The tribes who took allotments of land on the east side of the Jordan are finally going home after helping the other tribe conquer the land of Canaan, and they build an altar, somewhere near where they are going to cross back over the Jordan.
The tribes in Canaan think they're trying to build a second place of worship, away from the Tabernacle, so that they don't have to travel so far to make sacrifices. They rise up to make war against the eastern tribes and fortunately stop to ask questions before they do so.
It all comes out in the explanation: the eastern tribes didn't want anyone to forget that they fought for the land. They pulled out the practice of their fathers and forefathers and built an ebenezer - a an altar of remembrance - so that when their children asked why they had to go all the way to the tabernacle to worship, or when the western tribes' children asked why these strangers from across the river kept coming over into their land, someone could point to the altar and say, "See, your fathers and our fathers fought together and God gave them this land. It is His, and we all worship Him here."

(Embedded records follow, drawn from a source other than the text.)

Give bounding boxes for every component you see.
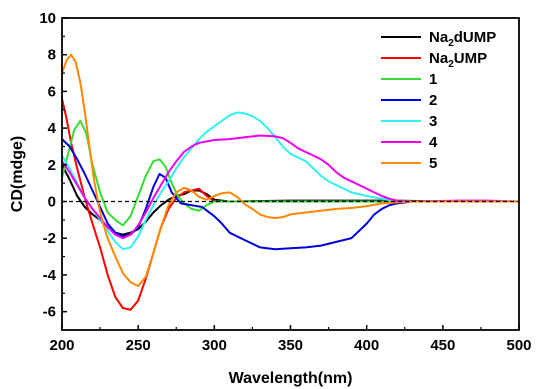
- x-tick-label: 500: [506, 337, 531, 354]
- y-tick-label: -6: [43, 304, 56, 321]
- legend-label-1: Na2dUMP: [429, 29, 496, 49]
- x-tick-label: 450: [430, 337, 455, 354]
- x-tick-label: 350: [278, 337, 303, 354]
- x-tick-label: 400: [354, 337, 379, 354]
- legend-label-6: 4: [429, 134, 438, 151]
- x-tick-label: 200: [49, 337, 74, 354]
- tick-layer: 200 250 300 350 400 450 500 -6 -4 -2 0 2 4 6 8 10: [39, 10, 531, 354]
- y-tick-label: 6: [48, 83, 56, 100]
- y-tick-label: 8: [48, 47, 56, 64]
- series-line-7: [61, 53, 519, 287]
- series-line-6: [61, 134, 520, 240]
- series-line-2: [61, 98, 519, 311]
- x-tick-label: 250: [126, 337, 151, 354]
- legend-label-2: Na2UMP: [429, 50, 487, 70]
- series-line-4: [61, 138, 519, 251]
- y-tick-label: -4: [43, 267, 57, 284]
- legend-label-5: 3: [429, 113, 437, 130]
- y-tick-label: 4: [48, 120, 57, 137]
- legend-label-7: 5: [429, 155, 437, 172]
- y-tick-label: -2: [43, 230, 56, 247]
- series-line-3: [61, 119, 519, 227]
- y-tick-label: 0: [48, 194, 56, 211]
- x-tick-label: 300: [202, 337, 227, 354]
- series-line-5: [61, 111, 519, 251]
- x-axis-title: Wavelength(nm): [229, 370, 353, 387]
- legend-label-3: 1: [429, 71, 437, 88]
- y-axis-title: CD(mdge): [9, 136, 26, 212]
- series-line-1: [61, 164, 519, 236]
- y-tick-label: 2: [48, 157, 56, 174]
- y-tick-label: 10: [39, 10, 56, 27]
- legend-label-4: 2: [429, 92, 437, 109]
- series-layer: [61, 53, 520, 311]
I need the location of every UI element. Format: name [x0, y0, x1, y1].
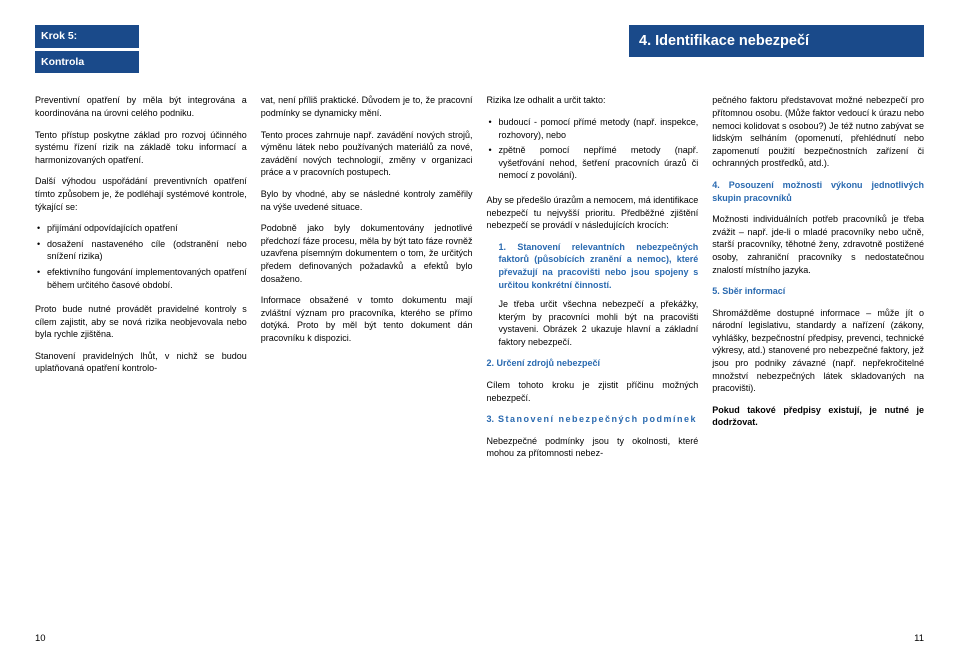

Except, here's the thing. The stones could stand for generations, and they could represent what the eastern tribes wanted them to say, but only if someone said it first. The whole misunderstanding arose because no one was there to remind the western tribes of what had happened.
I've been thinking lately about living stones. Josh Garrells uses the phrase in his song, "White Owl": Every dream that you have been shown / Will be like living stone / Building you into a home / A shelter from the storm.
And I've been listening to him almost incessantly, so, frankly, living stones in my head. But that is just the background music.
On Tuesday evening we gathered together the Chorale that went to Poland this spring for a reunion. A significant portion of the group was able to make it, and we were able to have a little bit of time for people to share what God had been doing in their lives since the trip.
One by one, as they shared, I was reminded of the things we learned together as we traveled.
And I had this thought - we're living stones.
The Israelites set up piles of stones to speak as a remembrance of the things God did. But without a message to go with them, as we see in Joshua 22, they failed to tell the story.
But then I started thinking and trying to remember exactly what it was that Peter says about living stones. I looked it up: "As you come to him, a living stone rejected by men but in the sight of God chosen and precious, you yourselves like living stones are being built up as a spiritual house, to be a holy priesthood, to offer spiritual sacrifices acceptable to God through Jesus Christ." It's all in the context of the Church - and fitting that it's one of Peter's letters that uses the analogy. Jesus is the cornerstone, the one upon which He will build His church, but we are the walls, the steeple, the body - a spiritual house.
As I wander forward through history I begin to see that we didn't leave the piling of rocks back in ancient times. One has only to look at Notre Dame de Paris, or Westminster Abbey, or St. Paul's, or the National Cathedral for that matter, to realize that we've been piling stones as markers of God throughout the centuries. Problem is: one only has to look at the words coming out of some of those buildings to realize that the message has gotten confused along the way.
Perhaps then, we should pour ourselves into building piles of living stones, gathering around us other members of the holy priesthood who can remind us of what we learned, of what we want to remember.
But then we run into this: for all their faults in communicating messages, stones have one serious factor going for them: they last. There are still altars built along the Jordan River. We don't know exactly if one of them is the one from Joshua 22, but it's quite possible. If that one isn't standing, others from near the same time still are.
Living stones on the other hand, well, they're fallible.
Time, philosophies, and the evil one take their toll on living stones; making us wonder if perhaps they were never stones at all, but something false, like the lithops plant that avoids being eaten by blending in to the stony ground around it. And we're left wondering if it might have been better to build up stone walls as remembrances, rather than facing the disappointment and confusion that false living stones give us.
I haven't finished thinking about this whole thing, but I'm going to say no. Living stones are worth the risk. Because not only can they tell the story of what happened then, in that time that you're building the remembrance of, they can also tell the stories of what has happened since, and the new things that God has done.